READ: AWFUL: Uighur Muslims endure forced labor inside China’s massive concentration camps

While infanticide happens, most baby girls are simply abandoned. “Some of them maybe die of hunger,” the anonymous woman explained. “Some of them may be picked up by the gangs to become beggars in the street. And some of them maybe lucky to be sent to the orphanage.” While an estimated 15 million girls are missing due to the One-Child policy — aborted after an ultrasound scan showing the baby’s gender — there are no numbers indicating how many baby girls were abandoned.

“My hometown is a small village, but even there, in one month there are more than six or seven children abandoned in the streets,” the anonymous woman continued. “All girls, of course.”

But Blewett noted that there were far fewer babies in the orphanages than had been abandoned. “In my experience, [there are] two possibilities,” an aid worker told them. “One is they pass away because of illness. Or another possibility is they got adopted, but I would say this is a small number. Usually, if they are gone, I would feel very sad to ask, because I’m afraid to know the answer. And they would say, ‘They’re just gone.’ I would say, ‘What do you mean, gone?’ And they say, ‘They died.'”
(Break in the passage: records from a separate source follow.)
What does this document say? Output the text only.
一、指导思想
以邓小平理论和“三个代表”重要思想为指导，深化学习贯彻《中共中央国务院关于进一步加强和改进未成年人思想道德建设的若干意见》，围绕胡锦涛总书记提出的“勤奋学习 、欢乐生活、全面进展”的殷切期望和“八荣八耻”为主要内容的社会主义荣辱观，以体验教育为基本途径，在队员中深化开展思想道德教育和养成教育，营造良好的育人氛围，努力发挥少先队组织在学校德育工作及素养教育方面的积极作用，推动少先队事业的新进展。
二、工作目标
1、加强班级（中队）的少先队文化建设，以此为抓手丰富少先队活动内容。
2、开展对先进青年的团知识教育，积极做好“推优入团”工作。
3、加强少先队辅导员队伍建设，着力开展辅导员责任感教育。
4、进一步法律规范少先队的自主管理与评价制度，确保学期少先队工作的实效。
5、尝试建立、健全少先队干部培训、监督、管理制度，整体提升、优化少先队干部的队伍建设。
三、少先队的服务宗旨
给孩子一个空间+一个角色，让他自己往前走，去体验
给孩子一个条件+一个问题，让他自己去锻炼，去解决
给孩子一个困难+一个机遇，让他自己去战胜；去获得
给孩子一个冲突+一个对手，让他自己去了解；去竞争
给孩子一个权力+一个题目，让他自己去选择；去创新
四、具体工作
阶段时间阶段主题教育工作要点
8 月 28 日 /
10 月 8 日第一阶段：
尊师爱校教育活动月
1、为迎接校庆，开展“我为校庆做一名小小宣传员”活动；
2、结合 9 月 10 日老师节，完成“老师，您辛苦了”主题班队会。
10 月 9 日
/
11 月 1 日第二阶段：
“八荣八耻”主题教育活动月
In one orphanage, one in five newborns died.

Today, parents are still required to obtain birth permits in order to have children, and millions upon millions of girls are missing, having been aborted and killed. This gender disparity has had devastating consequences; China has the highest suicide rate of women in the world. Men find it difficult to marry, leading to epidemics of loneliness and depression, as well as widespread human trafficking. Women and girls are commonly abducted, trafficked, raped, and forced to bear children.

The resurgence of this documentary will hopefully bring more attention to the human rights abuses in China, which are some of the worst in our time.